They Have A Good Deal Of Poetry, Principally Of An Amorous Kind,
Characterized, It Is Said, By Great Simplicity, Natural And Pleasing
Metaphor, And Extremely Soft And Melodious Rhyme.
They sing their poems
to certain popular airs, which are committed to memory.
Malay music,
though plaintive and less excruciating than Chinese and Japanese, is
very monotonous and dirge-like, and not pleasing to a European ear. The
pentatonic scale is employed. The violin stands first among musical
instruments in their estimation. They have also the guitar, the
flageolet, the aeolian flute, a bamboo in which holes are cut, which
produce musical sounds when acted upon by the wind, and both metallic
and wooden gongs.
They have no written system of common arithmetic, and are totally
unacquainted with its higher branches. Their numerals above one
thousand are borrowed from the Hindus, and their manner of counting is
the same as that of the Ainos of Yezo.
Their theory of medicine is derived from Arabia, and abounds in mystery
and superstition. They regard man as composed of four elements and four
essences, and assimilate his constitution and passions to the twelve
signs of the zodiac, the seven planets, etc., exaggerating the
mysterious sympathy between man and external nature. The successful
practice of the hakim or doctor must be based on the principle of
"preserving the balance of power" among the four elements, which is
chiefly effected by moderation in eating.

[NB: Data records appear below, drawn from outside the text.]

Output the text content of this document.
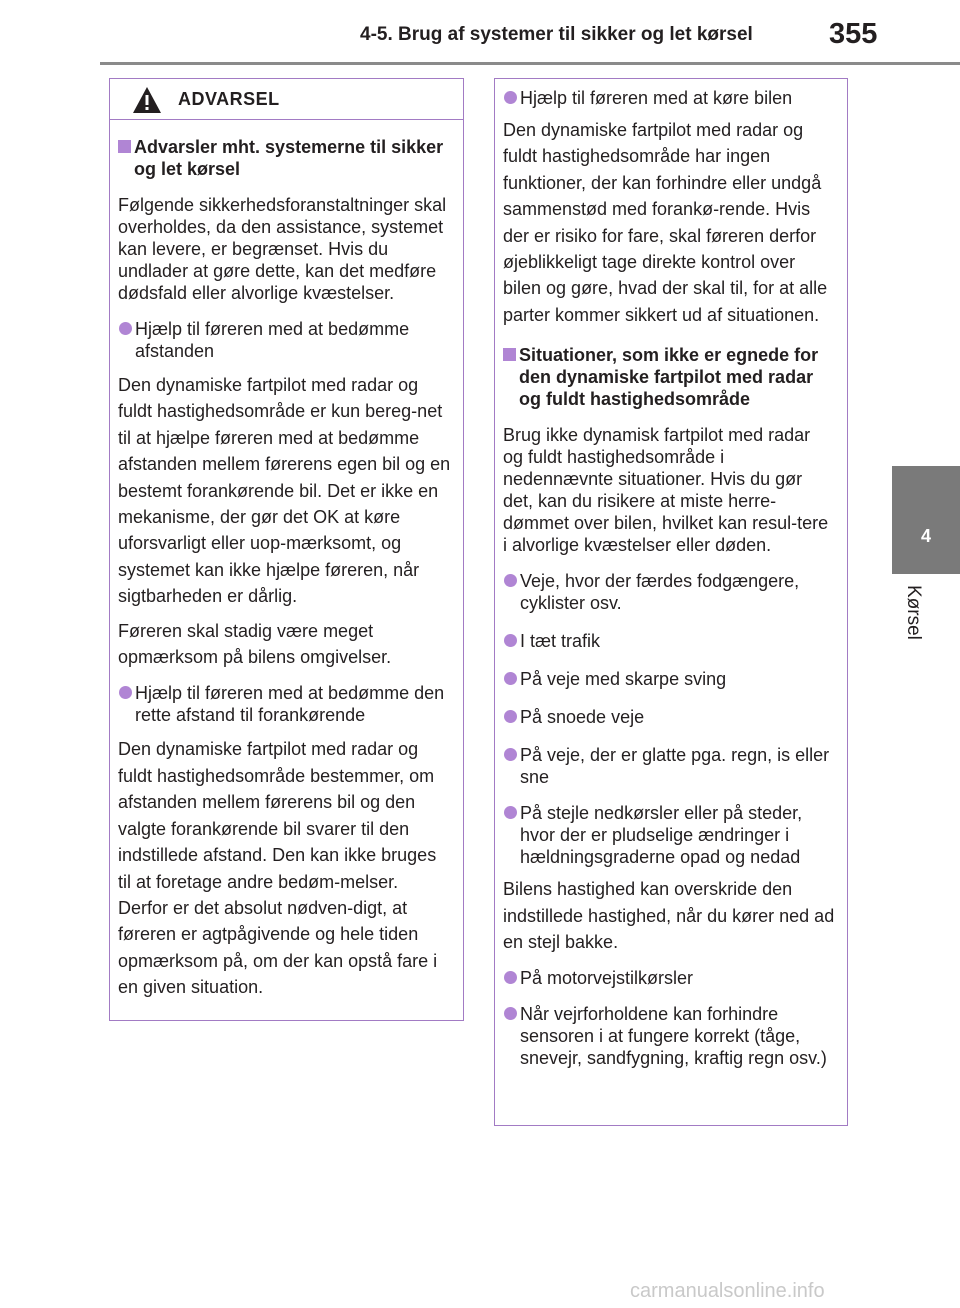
4-5. Brug af systemer til sikker og let kørsel	355
4
Kørsel
ADVARSEL
Advarsler mht. systemerne til sikker og let kørsel
Følgende sikkerhedsforanstaltninger skal overholdes, da den assistance, systemet kan levere, er begrænset. Hvis du undlader at gøre dette, kan det medføre dødsfald eller alvorlige kvæstelser.
Hjælp til føreren med at bedømme afstanden
Den dynamiske fartpilot med radar og fuldt hastighedsområde er kun bereg-net til at hjælpe føreren med at bedømme afstanden mellem førerens egen bil og en bestemt forankørende bil. Det er ikke en mekanisme, der gør det OK at køre uforsvarligt eller uop-mærksomt, og systemet kan ikke hjælpe føreren, når sigtbarheden er dårlig.
Føreren skal stadig være meget opmærksom på bilens omgivelser.
Hjælp til føreren med at bedømme den rette afstand til forankørende
Den dynamiske fartpilot med radar og fuldt hastighedsområde bestemmer, om afstanden mellem førerens bil og den valgte forankørende bil svarer til den indstillede afstand. Den kan ikke bruges til at foretage andre bedøm-melser. Derfor er det absolut nødven-digt, at føreren er agtpågivende og hele tiden opmærksom på, om der kan opstå fare i en given situation.
Hjælp til føreren med at køre bilen
Den dynamiske fartpilot med radar og fuldt hastighedsområde har ingen funktioner, der kan forhindre eller undgå sammenstød med forankø-rende. Hvis der er risiko for fare, skal føreren derfor øjeblikkeligt tage direkte kontrol over bilen og gøre, hvad der skal til, for at alle parter kommer sikkert ud af situationen.
Situationer, som ikke er egnede for den dynamiske fartpilot med radar og fuldt hastighedsområde
Brug ikke dynamisk fartpilot med radar og fuldt hastighedsområde i nedennævnte situationer. Hvis du gør det, kan du risikere at miste herre-dømmet over bilen, hvilket kan resul-tere i alvorlige kvæstelser eller døden.
Veje, hvor der færdes fodgængere, cyklister osv.
I tæt trafik
På veje med skarpe sving
På snoede veje
På veje, der er glatte pga. regn, is eller sne
På stejle nedkørsler eller på steder, hvor der er pludselige ændringer i hældningsgraderne opad og nedad
Bilens hastighed kan overskride den indstillede hastighed, når du kører ned ad en stejl bakke.
På motorvejstilkørsler
Når vejrforholdene kan forhindre sensoren i at fungere korrekt (tåge, snevejr, sandfygning, kraftig regn osv.)
carmanualsonline.info
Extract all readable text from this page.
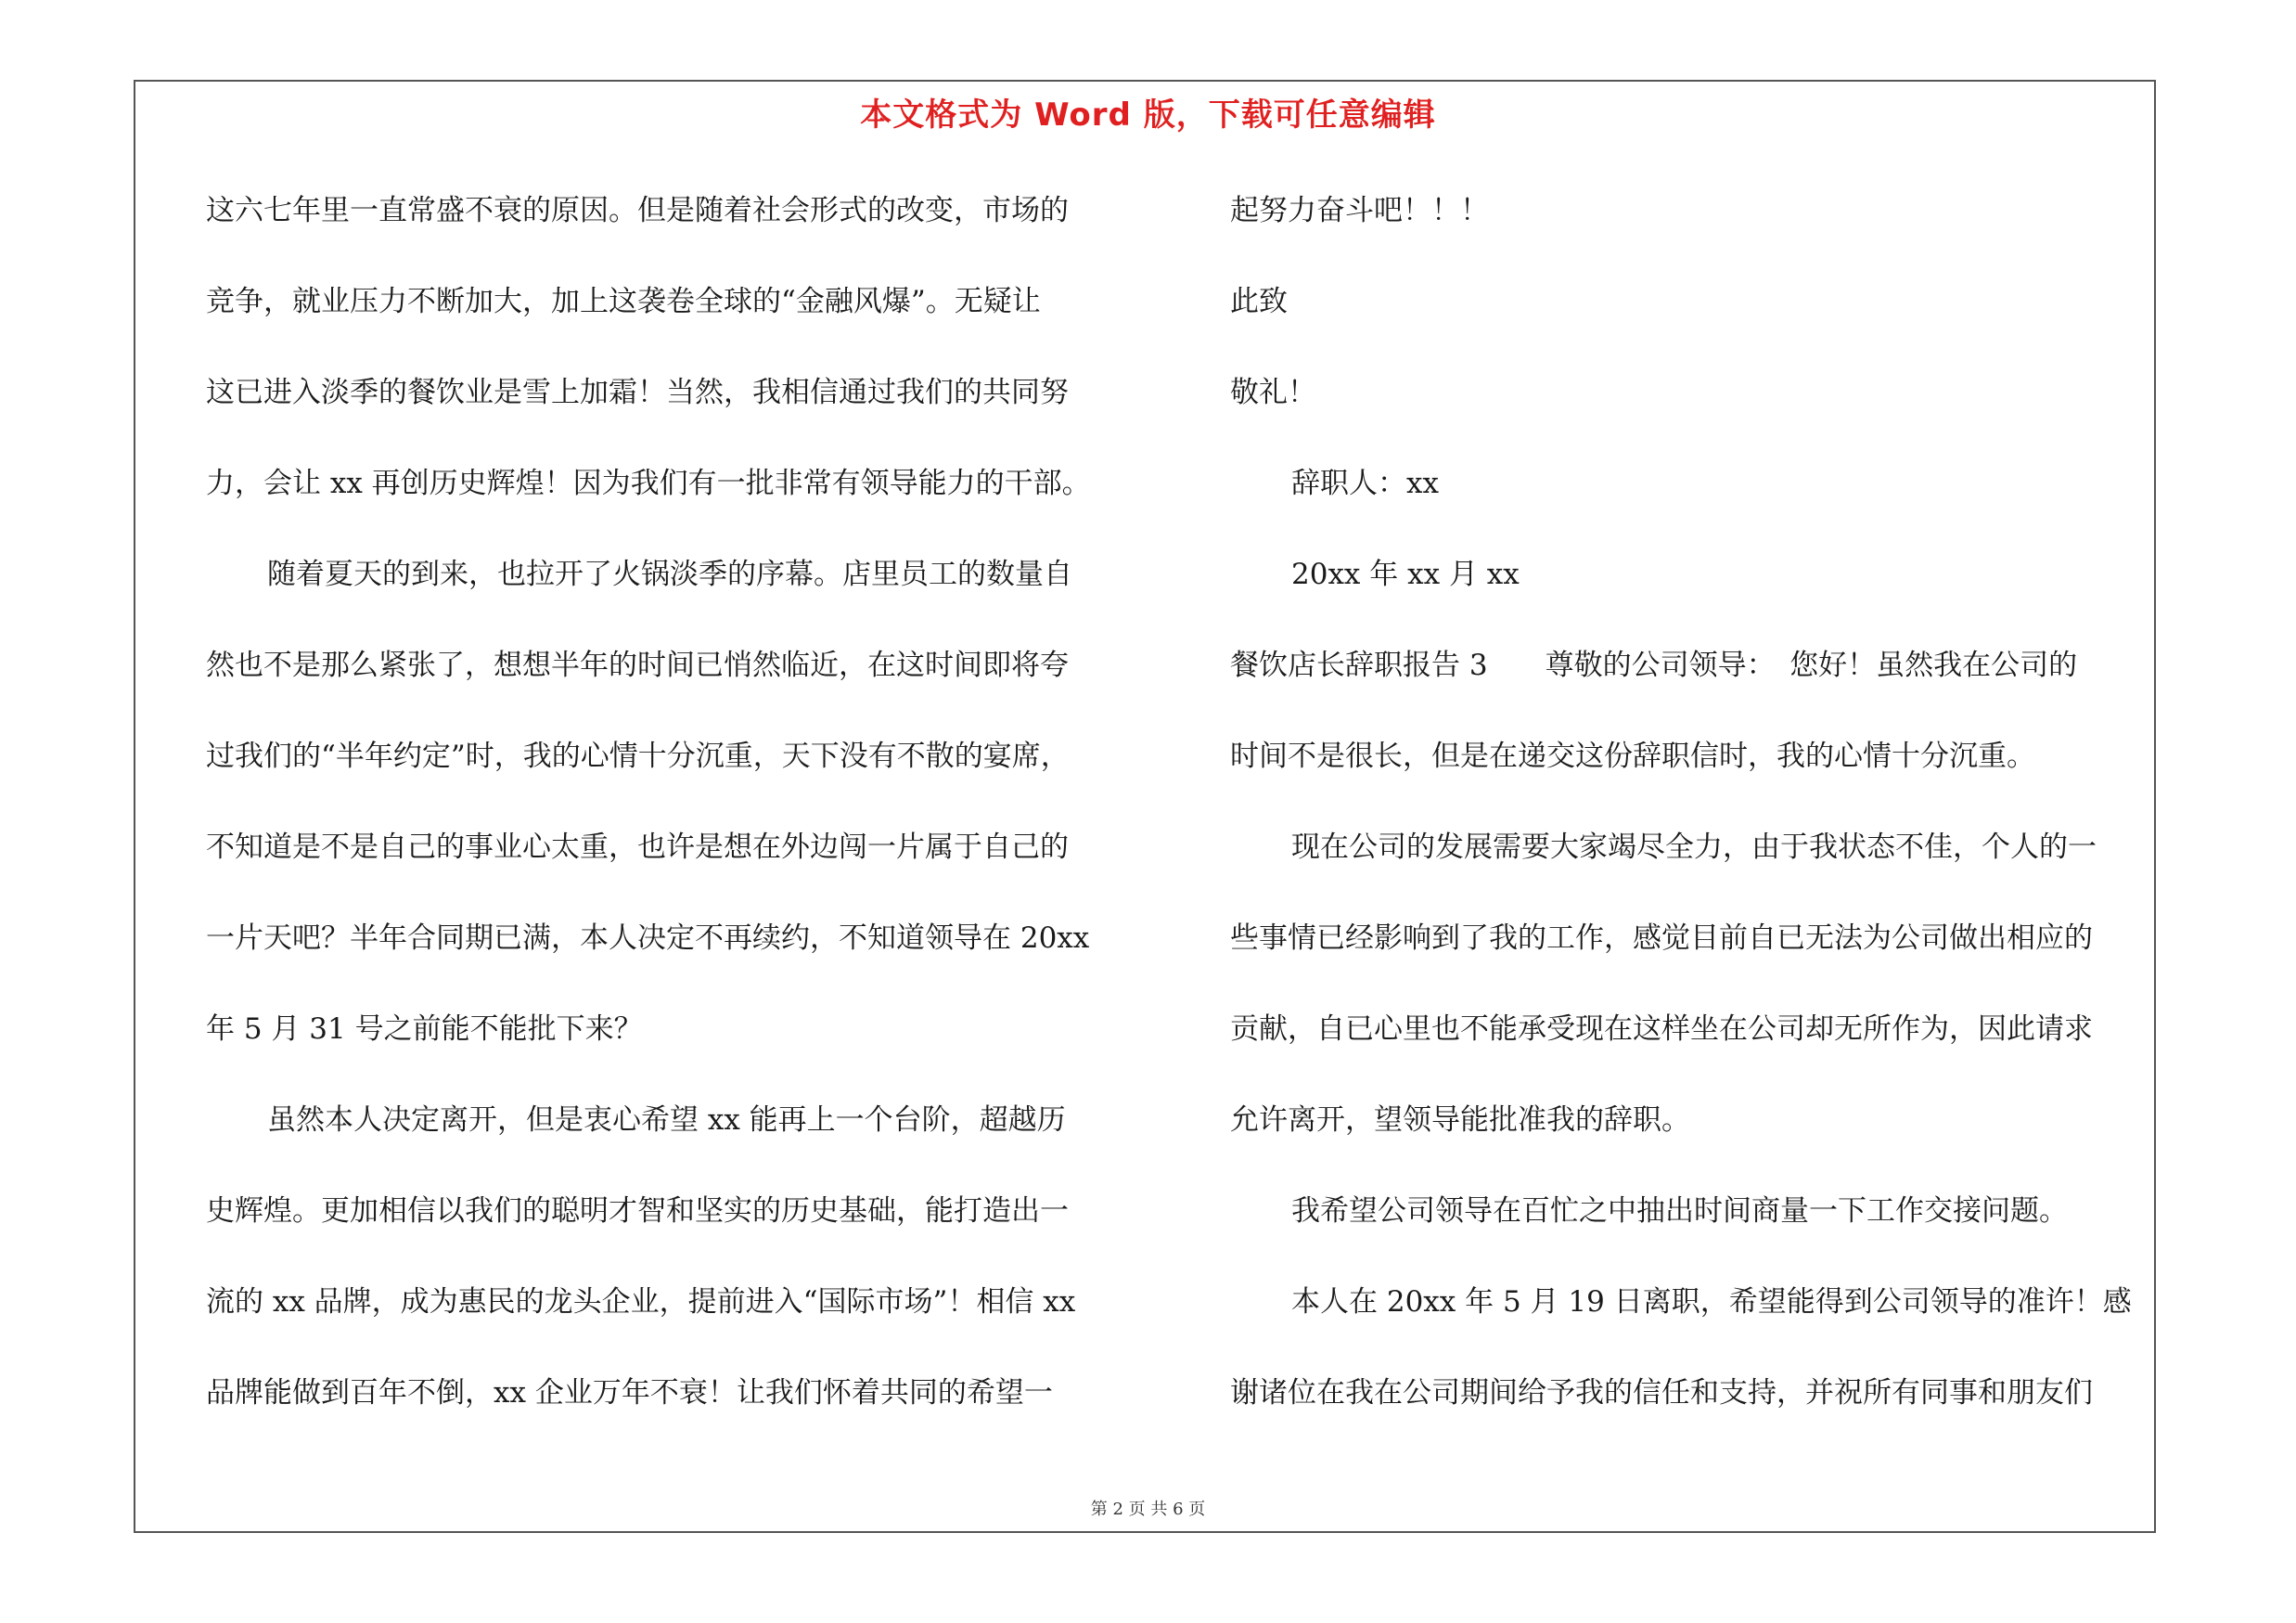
本文格式为 Word 版，下载可任意编辑
这六七年里一直常盛不衰的原因。但是随着社会形式的改变，市场的
竞争，就业压力不断加大，加上这袭卷全球的“金融风爆”。无疑让
这已进入淡季的餐饮业是雪上加霜！当然，我相信通过我们的共同努
力，会让 xx 再创历史辉煌！因为我们有一批非常有领导能力的干部。
随着夏天的到来，也拉开了火锅淡季的序幕。店里员工的数量自
然也不是那么紧张了，想想半年的时间已悄然临近，在这时间即将夸
过我们的“半年约定”时，我的心情十分沉重，天下没有不散的宴席，
不知道是不是自己的事业心太重，也许是想在外边闯一片属于自己的
一片天吧？半年合同期已满，本人决定不再续约，不知道领导在 20xx
年 5 月 31 号之前能不能批下来？
虽然本人决定离开，但是衷心希望 xx 能再上一个台阶，超越历
史辉煌。更加相信以我们的聪明才智和坚实的历史基础，能打造出一
流的 xx 品牌，成为惠民的龙头企业，提前进入“国际市场”！相信 xx
品牌能做到百年不倒，xx 企业万年不衰！让我们怀着共同的希望一
起努力奋斗吧！！！
此致
敬礼！
辞职人：xx
20xx 年 xx 月 xx
餐饮店长辞职报告 3　　尊敬的公司领导：　您好！虽然我在公司的
时间不是很长，但是在递交这份辞职信时，我的心情十分沉重。
现在公司的发展需要大家竭尽全力，由于我状态不佳，个人的一
些事情已经影响到了我的工作，感觉目前自已无法为公司做出相应的
贡献，自已心里也不能承受现在这样坐在公司却无所作为，因此请求
允许离开，望领导能批准我的辞职。
我希望公司领导在百忙之中抽出时间商量一下工作交接问题。
本人在 20xx 年 5 月 19 日离职，希望能得到公司领导的准许！感
谢诸位在我在公司期间给予我的信任和支持，并祝所有同事和朋友们
第 2 页 共 6 页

They know nothing of astronomy, except of some meagre ideas derived
through the Arabs from the Ptolemaic system, and Mr. Newbold, after
most painstaking research, failed to discover any regular treatise on
astronomy, though Arabic and Hindu tracts on interpretations of dreams,
horoscopes, spells, propitious and unpropitious moments, auguries,
talismans, love philters, medicinal magic and recipes for the
destruction of people at a distance, are numerous.